Interaction of cells on the surface of multiphase polymer assemblies

Abstract

Summary—The long-term, in vivo antithrombogenicity of heparinized polyetherurethaneureas suggested that the promotion of endothelialization of synthetic materials by controlling surface properties is promising for the development of truly biocompatible materials. To estimate properties of synthetic materials for in vivo pseudo-endothelialization, interactions of polyetherurethaneurea derivatives with fibroblast cells as well as with plasma proteins were investigated. Fibronectin, which is a cell adhesion protein, was easily adsorbed by the heparinized polyetherurethaneurea, but the degree of adsorption to the polymer in competition with other proteins was so low that the cell attachment to polyetherurethaneurea was decreased by heparinization. Different degrees of cell attachment onto different materials were considered due to different extents of adsorption of plasma proteins. Proliferation of fibroblast cells was suppressed on cationic polyetherurethaneureas but unaffected on other derivatives of polyetherurethaneureas. The absence of specific suppression of cell growth indicates the usefulness of heparinized polyether-urethaneureas for truly biocompatible materials by pseudo-endothelialization. Attachment and growth of fibroblast cells on polypeptide derivatives with different wettabilities were also studied in the presence or absence of serum proteins. In the presence of serum, a peak level of cell attachment was observed for substrates with a contact angle of around 70°. However, no relationship was found between cell attachment and water contact angles of substrate polymers in the absence of serum.

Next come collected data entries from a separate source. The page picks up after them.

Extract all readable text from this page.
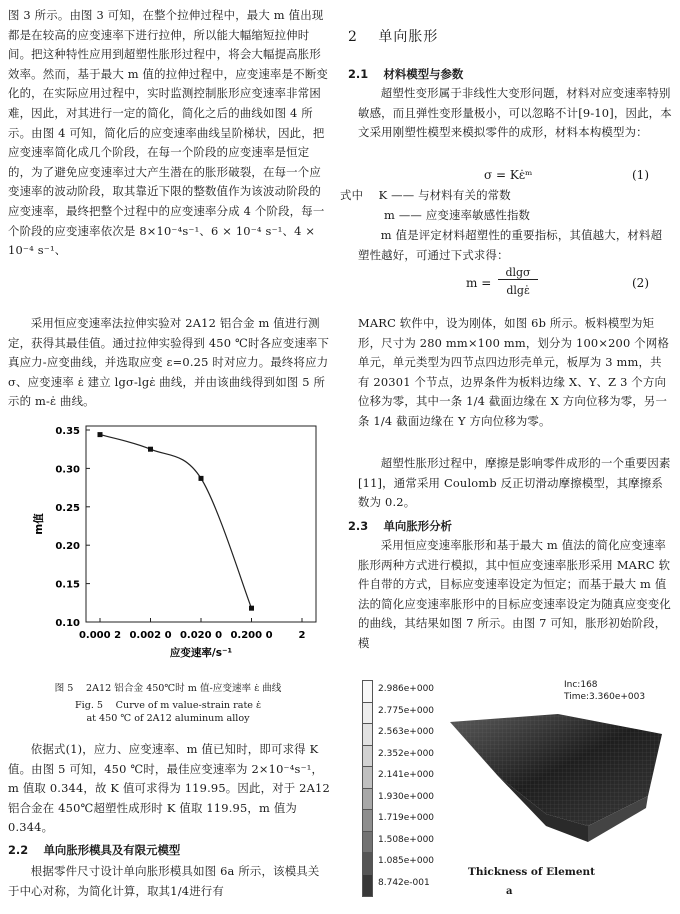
图 3 所示。由图 3 可知，在整个拉伸过程中，最大 m 值出现都是在较高的应变速率下进行拉伸，所以能大幅缩短拉伸时间。把这种特性应用到超塑性胀形过程中，将会大幅提高胀形效率。然而，基于最大 m 值的拉伸过程中，应变速率是不断变化的，在实际应用过程中，实时监测控制胀形应变速率非常困难，因此，对其进行一定的简化，简化之后的曲线如图 4 所示。由图 4 可知，简化后的应变速率曲线呈阶梯状，因此，把应变速率简化成几个阶段，在每一个阶段的应变速率是恒定的，为了避免应变速率过大产生潜在的胀形破裂，在每一个应变速率的波动阶段，取其靠近下限的整数值作为该波动阶段的应变速率，最终把整个过程中的应变速率分成 4 个阶段，每一个阶段的应变速率依次是 8×10⁻⁴s⁻¹、6 × 10⁻⁴ s⁻¹、4 × 10⁻⁴ s⁻¹、
采用恒应变速率法拉伸实验对 2A12 铝合金 m 值进行测定，获得其最佳值。通过拉伸实验得到 450 ℃时各应变速率下真应力-应变曲线，并选取应变 ε=0.25 时对应力。最终将应力 σ、应变速率 ε̇ 建立 lgσ-lgε̇ 曲线，并由该曲线得到如图 5 所示的 m-ε̇ 曲线。
0.35
0.30
0.25
0.20
0.15
0.10
0.000 2 0.002 0 0.020 0 0.200 0	2
应变速率/s⁻¹
m值
图 5 　2A12 铝合金 450℃时 m 值-应变速率 ε̇ 曲线
Fig. 5 　Curve of m value-strain rate ε̇
at 450 ℃ of 2A12 aluminum alloy
依据式(1)，应力、应变速率、m 值已知时，即可求得 K 值。由图 5 可知，450 ℃时，最佳应变速率为 2×10⁻⁴s⁻¹，m 值取 0.344，故 K 值可求得为 119.95。因此，对于 2A12 铝合金在 450℃超塑性成形时 K 值取 119.95，m 值为 0.344。
2.2 　单向胀形模具及有限元模型
根据零件尺寸设计单向胀形模具如图 6a 所示，该模具关于中心对称，为简化计算，取其1/4进行有
2 　单向胀形
2.1 　材料模型与参数
超塑性变形属于非线性大变形问题，材料对应变速率特别敏感，而且弹性变形量极小，可以忽略不计[9-10]，因此，本文采用刚塑性模型来模拟零件的成形，材料本构模型为：
σ = Kε̇ᵐ	(1)
式中 　K —— 与材料有关的常数
m —— 应变速率敏感性指数
m 值是评定材料超塑性的重要指标，其值越大，材料超塑性越好，可通过下式求得：
m =
dlgσ
dlgε̇
(2)
MARC 软件中，设为刚体，如图 6b 所示。板料模型为矩形，尺寸为 280 mm×100 mm，划分为 100×200 个网格单元，单元类型为四节点四边形壳单元，板厚为 3 mm，共有 20301 个节点，边界条件为板料边缘 X、Y、Z 3 个方向位移为零，其中一条 1/4 截面边缘在 X 方向位移为零，另一条 1/4 截面边缘在 Y 方向位移为零。
超塑性胀形过程中，摩擦是影响零件成形的一个重要因素[11]，通常采用 Coulomb 反正切滑动摩擦模型，其摩擦系数为 0.2。
2.3 　单向胀形分析
采用恒应变速率胀形和基于最大 m 值法的简化应变速率胀形两种方式进行模拟，其中恒应变速率胀形采用 MARC 软件自带的方式，目标应变速率设定为恒定；而基于最大 m 值法的简化应变速率胀形中的目标应变速率设定为随真应变变化的曲线，其结果如图 7 所示。由图 7 可知，胀形初始阶段，模
2.986e+000
2.775e+000
2.563e+000
2.352e+000
2.141e+000
1.930e+000
1.719e+000
1.508e+000
1.085e+000
8.742e-001
Inc:168
Time:3.360e+003
Thickness of Element
a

Ca2+-dependent cell attachment was observed on hydrophobic surfaces in the absence of serum proteins, suggesting that Ca2+-dependent membrane proteins function as mediator during attachment to hydrophobic surfaces. In the presence of serum proteins, it was found that cell attachment is affected by metabolism, Ca2+ and the cytoskeleton of the cell. Cell growth rate on hydrophilic substrates was higher than on intermediate or hydrophobic substrates, demonstrating that strong interactions between cells and substrates are unfavorable for a dewebbing process during mitosis.